Seis meses depois da Milestone 5, em Agosto de 2008, foi lançado o Android 0.9. Enquanto que o Android 0.5 ainda tinha um look “pouco acabado”, o Android 0.9 estava numa fase final de desenvolvimento, o Android 1.0 estava apenas a dois meses de distância. O Android 0.9 foi chamado de “beta.” Do outro lado da barricada, a Apple tinha lançado a segunda versão do iPhone—o iPhone 3G. A segunda versão do iPhone trouxa também a segunda versão do iPhone OS. A Apple tinha acabado de lançar também a App Store e ja estava a aceitar submissão de apps. A Google tinha muito que correr neste momento.

A Google deitou fora muito do que havia sido desenvolvido para o interface na Milestone 5. Todo o artwork foi feito de novo, desta vez a cores, e foram removidos os backrounds dos ícones. Ainda em versão de emulador, a build 0.9 era já muito parecida com a versão lançada do Android. O Android 0.9 tinha um home screen tipo desktop, uma “gaveta de aplicações” decente, múltiplos ecrãs, muitas mais apps, e widgets funcionais.

A Milestone 5 não permitia instalar mais de 21 apps, mas o Android 0.9 tinha uma app drawer de navegação vertical, acessível através de uma tab cinza no fundo do ecrã. Para além de funcionar como um botão, podia ser puxada para cima e acompanhar o movimento do dedo, tal qual o actual painel de notificações superior. Existiam outras aplicações extra, como o Alarme, Calculadora, Musica, Imagens, Mensagens, e Camera.

Esta foi a primeira build a ter um ecrã inicial completamente customizável. Pressionar uma app ou widget permitia move-lo pelo ecrã. Era ainda possível pressionar numa app na “gaveta” e move-lo para o ecrã inicial.

A versão 0.9 fazia lembrar que a  Google não era a perita em design que é hoje em dia. De facto, muito do trabalho de design do Android foi realizado por outras empresas na altura. É possível ver sinais disso mesmo no widget do relógio, que contém o texto “MALMO,” a cidade da empresa de design The Astonishing Tribe.

Existiam apenas 3 widgets: Relógio, Picture frame, e Search. O widget Search nem sequer tinha um icine especifico—usava o mesmo do Picture frame. Talvez o item mais interessante fosse o “Purchased pictures” nas opções do wallpaper—talvez uma das sobras onde era comum comprar wallpapers e ringtones para os telemóveis. A Google não deveria estar a planear vender wallpapers… Ou se estava, nunca passou de um plano.

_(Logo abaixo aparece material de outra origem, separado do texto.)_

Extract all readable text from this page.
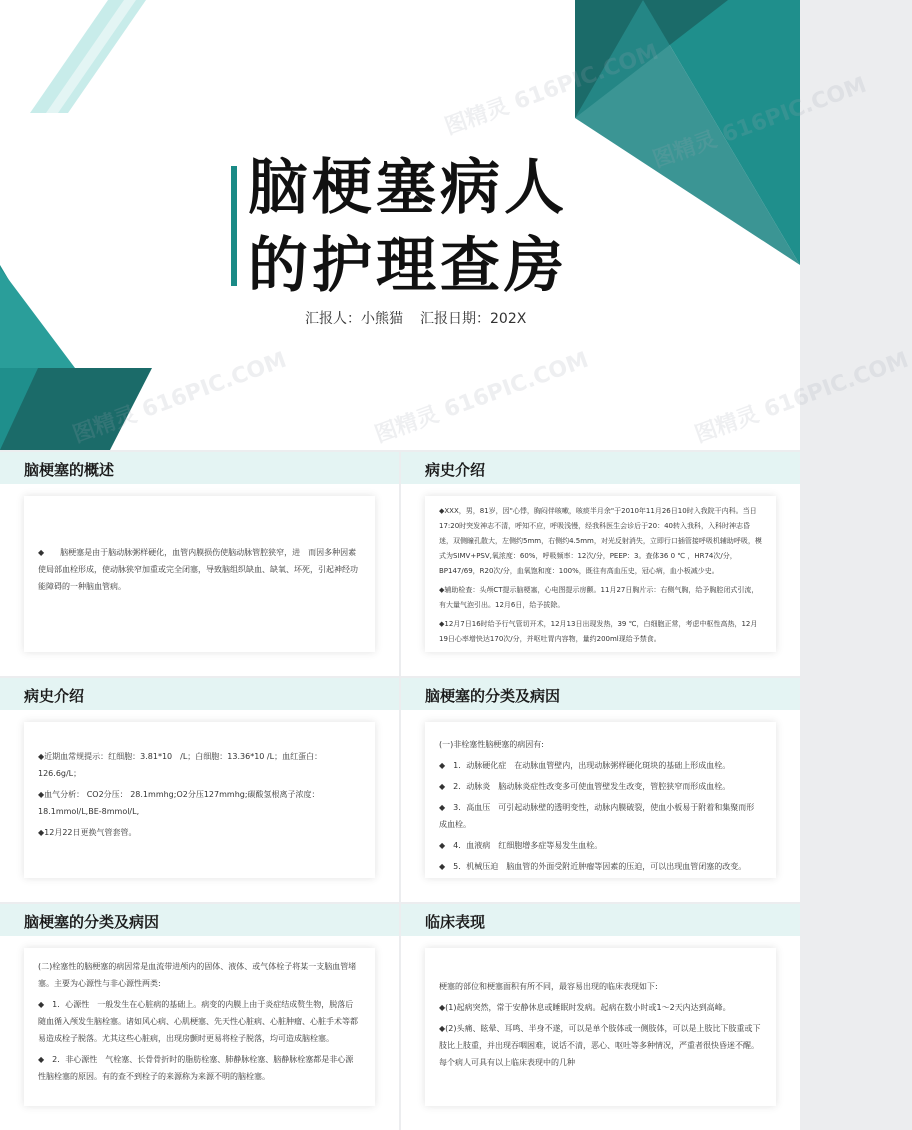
图精灵 616PIC.COM
图精灵 616PIC.COM	图精灵 616PIC.COM	图精灵 616PIC.COM
脑梗塞病人
的护理查房
汇报人：小熊猫 汇报日期：202X
脑梗塞的概述

◆　　脑梗塞是由于脑动脉粥样硬化，血管内膜损伤使脑动脉管腔狭窄，进　而因多种因素使局部血栓形成，使动脉狭窄加重或完全闭塞，导致脑组织缺血、缺氧、坏死，引起神经功能障碍的一种脑血管病。

病史介绍

◆XXX，男，81岁，因"心悸，胸闷伴咳嗽，咳痰半月余"于2010年11月26日10时入我院干内科。当日17:20时突发神志不清，呼知不应，呼吸浅慢，经我科医生会诊后于20：40转入我科，入科时神志昏迷，双侧瞳孔散大，左侧约5mm，右侧约4.5mm，对光反射消失，立即行口插管接呼吸机辅助呼吸，模式为SIMV+PSV,氧浓度：60%，呼吸频率：12次/分，PEEP：3。查体36 0 ℃ ，HR74次/分，BP147/69，R20次/分，血氧饱和度：100%，既往有高血压史，冠心病，血小板减少史。

◆辅助检查：头颅CT提示脑梗塞，心电图提示房颤。11月27日胸片示：右侧气胸，给予胸腔闭式引流，有大量气泡引出。12月6日，给予拔除。

◆12月7日16时给予行气管切开术，12月13日出现发热，39 ℃，白细胞正常，考虑中枢性高热，12月19日心率增快达170次/分，并呕吐胃内容物，量约200ml现给予禁食。

病史介绍

◆近期血常规提示：红细胞：3.81*10　/L；白细胞：13.36*10 /L；血红蛋白：126.6g/L；

◆血气分析： CO2分压： 28.1mmhg;O2分压127mmhg;碳酸氢根离子浓度：18.1mmol/L,BE-8mmol/L,

◆12月22日更换气管套管。

脑梗塞的分类及病因

(一)非栓塞性脑梗塞的病因有:

◆　1．动脉硬化症　在动脉血管壁内，出现动脉粥样硬化斑块的基础上形成血栓。

◆　2．动脉炎　脑动脉炎症性改变多可使血管壁发生改变，管腔狭窄而形成血栓。

◆　3．高血压　可引起动脉壁的透明变性，动脉内膜破裂，使血小板易于附着和集聚而形成血栓。

◆　4．血液病　红细胞增多症等易发生血栓。

◆　5．机械压迫　脑血管的外面受附近肿瘤等因素的压迫，可以出现血管闭塞的改变。

脑梗塞的分类及病因

(二)栓塞性的脑梗塞的病因常是血流带进颅内的固体、液体、或气体栓子将某一支脑血管堵塞。主要为心源性与非心源性两类:

◆　1．心源性　一般发生在心脏病的基础上。病变的内膜上由于炎症结成赘生物，脱落后随血循入颅发生脑栓塞。诸如风心病、心肌梗塞、先天性心脏病、心脏肿瘤、心脏手术等都易造成栓子脱落。尤其这些心脏病，出现房颤时更易将栓子脱落，均可造成脑栓塞。

◆　2．非心源性　气栓塞、长骨骨折时的脂肪栓塞、肺静脉栓塞、脑静脉栓塞都是非心源性脑栓塞的原因。有的查不到栓子的来源称为来源不明的脑栓塞。

临床表现

梗塞的部位和梗塞面积有所不同，最容易出现的临床表现如下:

◆(1)起病突然，常于安静休息或睡眠时发病。起病在数小时或1～2天内达到高峰。

◆(2)头痛、眩晕、耳鸣、半身不遂，可以是单个肢体或一侧肢体，可以是上肢比下肢重或下肢比上肢重，并出现吞咽困难，说话不清，恶心、呕吐等多种情况，严重者很快昏迷不醒。每个病人可具有以上临床表现中的几种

O ecrã à esquerda, na imagem acima, mostra o widget para o Google Search e imagens. O Search apenas era uma caixa onde era possível escrever, não tinha auto-complete nem outro interface adicional. Ao escrever na caixa e clicar em “Go” simplesmente abria o browser. A linha de ícones no fundo eram atalhos para o menu de “pressão longa”.

Contactos, bookmarks e playlists eram atalhos que era possível adicional ao home screen do 0.9.

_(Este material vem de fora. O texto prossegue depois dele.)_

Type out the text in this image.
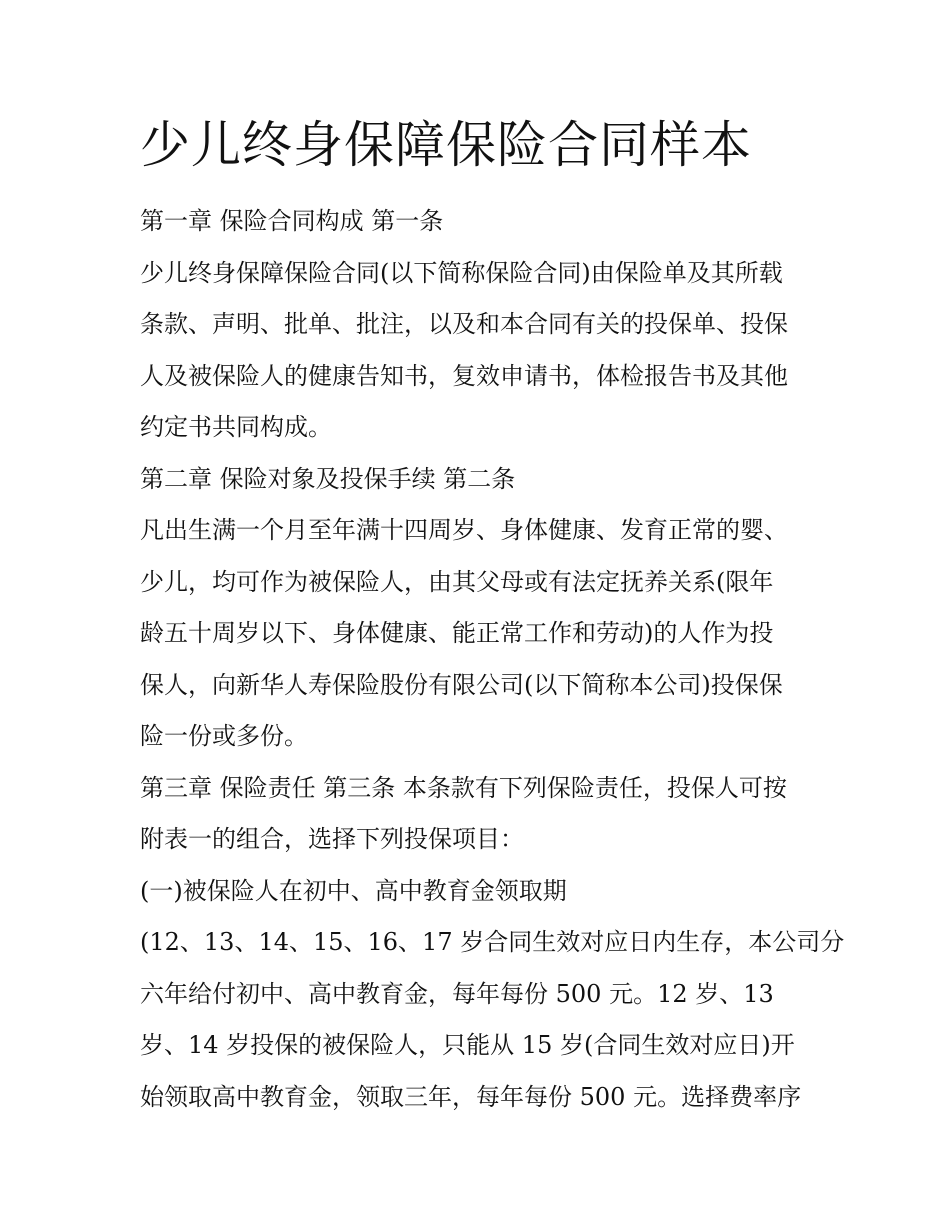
少儿终身保障保险合同样本
第一章 保险合同构成 第一条
少儿终身保障保险合同(以下简称保险合同)由保险单及其所载
条款、声明、批单、批注，以及和本合同有关的投保单、投保
人及被保险人的健康告知书，复效申请书，体检报告书及其他
约定书共同构成。
第二章 保险对象及投保手续 第二条
凡出生满一个月至年满十四周岁、身体健康、发育正常的婴、
少儿，均可作为被保险人，由其父母或有法定抚养关系(限年
龄五十周岁以下、身体健康、能正常工作和劳动)的人作为投
保人，向新华人寿保险股份有限公司(以下简称本公司)投保保
险一份或多份。
第三章 保险责任 第三条 本条款有下列保险责任，投保人可按
附表一的组合，选择下列投保项目：
(一)被保险人在初中、高中教育金领取期
(12、13、14、15、16、17 岁合同生效对应日内生存，本公司分
六年给付初中、高中教育金，每年每份 500 元。12 岁、13
岁、14 岁投保的被保险人，只能从 15 岁(合同生效对应日)开
始领取高中教育金，领取三年，每年每份 500 元。选择费率序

“Pastas” era uma opção dos atalhos, embora não fosse atalho para lado nenhum. Uma vez criada uma pasta, era possível arrastar ícones para dentro da mesma, e organiza-los. Ao contrario de hoje, a pasta não mostrava o que estava dentro, era sempre um simples ícone branco.

A 0.9 foi a primeira versão do Android com possibilidade de fazer copy/paste. A pressão longa abria a caixa de texto onde era possível seleccionar as opções. O iOS não suportava copy/paste até quase dois anos mais tarde, por algum tempo, este foi um dos grandes argumentos do Android.

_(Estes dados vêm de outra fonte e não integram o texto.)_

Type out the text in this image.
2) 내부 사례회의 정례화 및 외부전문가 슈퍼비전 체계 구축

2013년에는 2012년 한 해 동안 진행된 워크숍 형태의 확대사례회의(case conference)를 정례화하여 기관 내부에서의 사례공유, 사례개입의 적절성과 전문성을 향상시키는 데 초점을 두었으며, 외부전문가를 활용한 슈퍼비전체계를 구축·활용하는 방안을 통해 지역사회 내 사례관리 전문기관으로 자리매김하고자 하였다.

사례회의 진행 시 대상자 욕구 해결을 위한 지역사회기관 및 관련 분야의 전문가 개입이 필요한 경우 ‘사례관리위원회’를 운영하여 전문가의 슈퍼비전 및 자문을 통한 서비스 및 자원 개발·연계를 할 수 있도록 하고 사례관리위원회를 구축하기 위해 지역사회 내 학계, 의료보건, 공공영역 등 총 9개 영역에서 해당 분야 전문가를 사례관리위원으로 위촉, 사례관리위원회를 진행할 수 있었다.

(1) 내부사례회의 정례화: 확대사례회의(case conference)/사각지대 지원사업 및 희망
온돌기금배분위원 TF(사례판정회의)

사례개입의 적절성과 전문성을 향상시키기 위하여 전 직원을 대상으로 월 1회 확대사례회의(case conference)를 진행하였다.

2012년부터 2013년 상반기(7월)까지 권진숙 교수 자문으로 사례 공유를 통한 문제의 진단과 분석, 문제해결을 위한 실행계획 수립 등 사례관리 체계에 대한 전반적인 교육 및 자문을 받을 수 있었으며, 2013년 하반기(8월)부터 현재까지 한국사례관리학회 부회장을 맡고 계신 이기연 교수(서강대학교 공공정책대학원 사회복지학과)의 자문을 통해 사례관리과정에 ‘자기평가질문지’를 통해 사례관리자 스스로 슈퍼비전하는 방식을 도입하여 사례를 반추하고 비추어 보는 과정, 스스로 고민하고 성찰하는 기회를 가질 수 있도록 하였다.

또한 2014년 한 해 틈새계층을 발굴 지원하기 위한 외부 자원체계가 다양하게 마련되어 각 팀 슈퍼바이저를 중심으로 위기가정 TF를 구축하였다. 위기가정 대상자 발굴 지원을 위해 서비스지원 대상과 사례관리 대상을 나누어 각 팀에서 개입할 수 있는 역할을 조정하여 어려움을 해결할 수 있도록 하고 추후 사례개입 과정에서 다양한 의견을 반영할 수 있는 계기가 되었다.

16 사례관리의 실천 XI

O Android 0.9 começava a mostrar a sua maturidade. O home screen tinha inúmeras opções (embora algumas ainda não funcionassem) e o botão de procura. O design do menu já estava na sua forma final e apenas foi alterado na versão 2.3 do Android.

A pressão longa no botão Home de hardware abria uma grelha 3×2 com as aplicações recentes, algo que ficou até ao Android 3.0.

O Android 0.9 tinha já um lock screen, embora muito básico. O lock screen cinza e preto não tinham qualquer método de desbloqueio no próprio ecrã, sendo necessário recorrer ao botão físico.